Tubulin recycling limits cold tolerance

Although cold temperatures have long been used to depolymerize microtubules, how temperature specifically affects the polymerization and depolymerization activities of tubulin proteins and how these lead to changes in microtubule networks in cells has not been established. We investigated these questions in budding yeast, an organism found in diverse environments and therefore predicted to exhibit dynamic microtubules across a broad range of temperatures. We measured the dynamics of GFP-labeled microtubules in living cells and found that lowering the temperature from 37C to 10C decreased the rates of both polymerization and depolymerization, decreased the amount of polymer assembled before catastrophes and decreased the frequency of microtubule emergence from nucleation sites. Lowering to 4C caused rapid loss of almost all microtubule polymer. We provide evidence that these effects on microtubule dynamics may be explained in part by changes in the co-factor-dependent conformational dynamics of tubulin proteins.

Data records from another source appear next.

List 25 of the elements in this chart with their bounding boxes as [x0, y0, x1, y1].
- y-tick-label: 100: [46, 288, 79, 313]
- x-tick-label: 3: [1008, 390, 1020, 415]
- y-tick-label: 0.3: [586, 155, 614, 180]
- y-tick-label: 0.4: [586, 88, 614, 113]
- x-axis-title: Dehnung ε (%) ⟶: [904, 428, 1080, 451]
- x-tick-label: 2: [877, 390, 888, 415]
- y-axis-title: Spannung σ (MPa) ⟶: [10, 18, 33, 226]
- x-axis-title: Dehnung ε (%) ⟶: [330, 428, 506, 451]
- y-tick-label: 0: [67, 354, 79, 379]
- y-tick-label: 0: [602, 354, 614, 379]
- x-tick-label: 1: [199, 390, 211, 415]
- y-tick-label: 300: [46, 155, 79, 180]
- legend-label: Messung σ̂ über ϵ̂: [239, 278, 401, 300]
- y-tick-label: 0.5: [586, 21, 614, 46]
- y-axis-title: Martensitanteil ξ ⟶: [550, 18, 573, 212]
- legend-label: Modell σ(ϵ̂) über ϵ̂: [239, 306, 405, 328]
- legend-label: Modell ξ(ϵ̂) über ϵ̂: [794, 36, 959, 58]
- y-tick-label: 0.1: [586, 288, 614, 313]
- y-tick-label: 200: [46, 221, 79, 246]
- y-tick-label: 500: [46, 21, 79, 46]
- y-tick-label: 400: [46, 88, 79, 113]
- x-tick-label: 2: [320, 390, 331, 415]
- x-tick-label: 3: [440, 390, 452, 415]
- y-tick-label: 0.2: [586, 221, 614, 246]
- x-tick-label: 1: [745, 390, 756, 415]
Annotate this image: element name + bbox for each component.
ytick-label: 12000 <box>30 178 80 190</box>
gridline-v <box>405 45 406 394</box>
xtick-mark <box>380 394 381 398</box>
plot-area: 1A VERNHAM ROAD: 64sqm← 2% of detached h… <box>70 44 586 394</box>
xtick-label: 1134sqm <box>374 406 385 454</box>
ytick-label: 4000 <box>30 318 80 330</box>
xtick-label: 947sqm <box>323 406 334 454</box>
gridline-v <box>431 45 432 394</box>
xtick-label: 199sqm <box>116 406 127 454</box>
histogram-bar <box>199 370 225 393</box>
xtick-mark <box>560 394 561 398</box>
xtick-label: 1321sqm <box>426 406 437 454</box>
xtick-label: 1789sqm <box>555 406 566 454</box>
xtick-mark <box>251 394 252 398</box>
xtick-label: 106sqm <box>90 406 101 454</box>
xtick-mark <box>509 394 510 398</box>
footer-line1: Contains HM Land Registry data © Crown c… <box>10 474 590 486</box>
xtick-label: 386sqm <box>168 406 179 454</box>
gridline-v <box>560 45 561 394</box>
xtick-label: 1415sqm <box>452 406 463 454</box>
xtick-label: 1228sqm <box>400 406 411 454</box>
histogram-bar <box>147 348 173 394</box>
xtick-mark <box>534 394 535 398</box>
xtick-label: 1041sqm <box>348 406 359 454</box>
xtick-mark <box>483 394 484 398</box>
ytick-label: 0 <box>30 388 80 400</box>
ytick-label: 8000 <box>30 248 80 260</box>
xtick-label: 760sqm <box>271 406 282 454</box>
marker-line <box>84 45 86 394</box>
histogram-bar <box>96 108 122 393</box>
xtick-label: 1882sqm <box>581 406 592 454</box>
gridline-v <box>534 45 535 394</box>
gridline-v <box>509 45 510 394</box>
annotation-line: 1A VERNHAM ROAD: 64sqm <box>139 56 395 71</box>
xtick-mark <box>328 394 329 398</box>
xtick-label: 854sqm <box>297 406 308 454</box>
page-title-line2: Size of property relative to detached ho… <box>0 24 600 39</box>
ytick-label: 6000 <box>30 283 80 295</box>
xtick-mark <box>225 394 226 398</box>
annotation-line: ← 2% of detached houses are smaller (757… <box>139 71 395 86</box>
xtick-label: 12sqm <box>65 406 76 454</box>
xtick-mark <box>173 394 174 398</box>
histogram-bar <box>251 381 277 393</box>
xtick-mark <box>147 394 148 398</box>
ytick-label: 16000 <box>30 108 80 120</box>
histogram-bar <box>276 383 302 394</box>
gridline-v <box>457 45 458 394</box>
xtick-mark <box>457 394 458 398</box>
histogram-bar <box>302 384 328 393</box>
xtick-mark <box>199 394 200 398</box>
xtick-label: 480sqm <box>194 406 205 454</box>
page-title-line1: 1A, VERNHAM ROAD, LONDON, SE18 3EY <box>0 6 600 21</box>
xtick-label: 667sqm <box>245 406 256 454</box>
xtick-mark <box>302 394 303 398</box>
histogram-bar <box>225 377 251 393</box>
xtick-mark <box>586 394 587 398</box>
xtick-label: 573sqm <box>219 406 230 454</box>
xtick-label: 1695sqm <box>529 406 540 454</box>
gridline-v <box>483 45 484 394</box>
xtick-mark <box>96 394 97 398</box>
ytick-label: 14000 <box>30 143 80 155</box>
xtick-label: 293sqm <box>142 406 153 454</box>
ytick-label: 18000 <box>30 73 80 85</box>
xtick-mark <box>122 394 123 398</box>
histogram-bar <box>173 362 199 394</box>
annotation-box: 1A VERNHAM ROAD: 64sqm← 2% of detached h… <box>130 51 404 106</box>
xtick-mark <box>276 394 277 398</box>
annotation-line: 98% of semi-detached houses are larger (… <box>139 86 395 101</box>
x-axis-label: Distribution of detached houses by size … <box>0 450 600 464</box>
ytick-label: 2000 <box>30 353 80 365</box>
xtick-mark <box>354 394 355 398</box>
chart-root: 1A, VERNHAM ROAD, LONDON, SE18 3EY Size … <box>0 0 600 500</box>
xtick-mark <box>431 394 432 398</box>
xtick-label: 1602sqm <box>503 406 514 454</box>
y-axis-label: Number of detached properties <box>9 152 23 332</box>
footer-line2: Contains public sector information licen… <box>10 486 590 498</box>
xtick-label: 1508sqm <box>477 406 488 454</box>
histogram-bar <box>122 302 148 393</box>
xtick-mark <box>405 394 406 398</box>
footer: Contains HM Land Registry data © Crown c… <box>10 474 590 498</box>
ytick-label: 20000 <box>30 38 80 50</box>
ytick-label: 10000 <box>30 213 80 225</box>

Ablation of tubulin-binding co-factors further sensitizes cells and their microtubules to low temperatures, and we highlight a specific role for TBCB/Alf1 in microtubule maintenance at low temperatures. Finally, we show that inhibiting the maturation cycle of tubulin by using a point mutant in beta-tubulin confers hyper-stable microtubules at low temperatures, rescues the requirement for TBCB/Alf1, and improves the cold tolerance of the yeast. Together, these results reveal an unappreciated step in the tubulin cycle in cells and suggest that this step may be a key limiting factor in the thermal tolerance of organisms.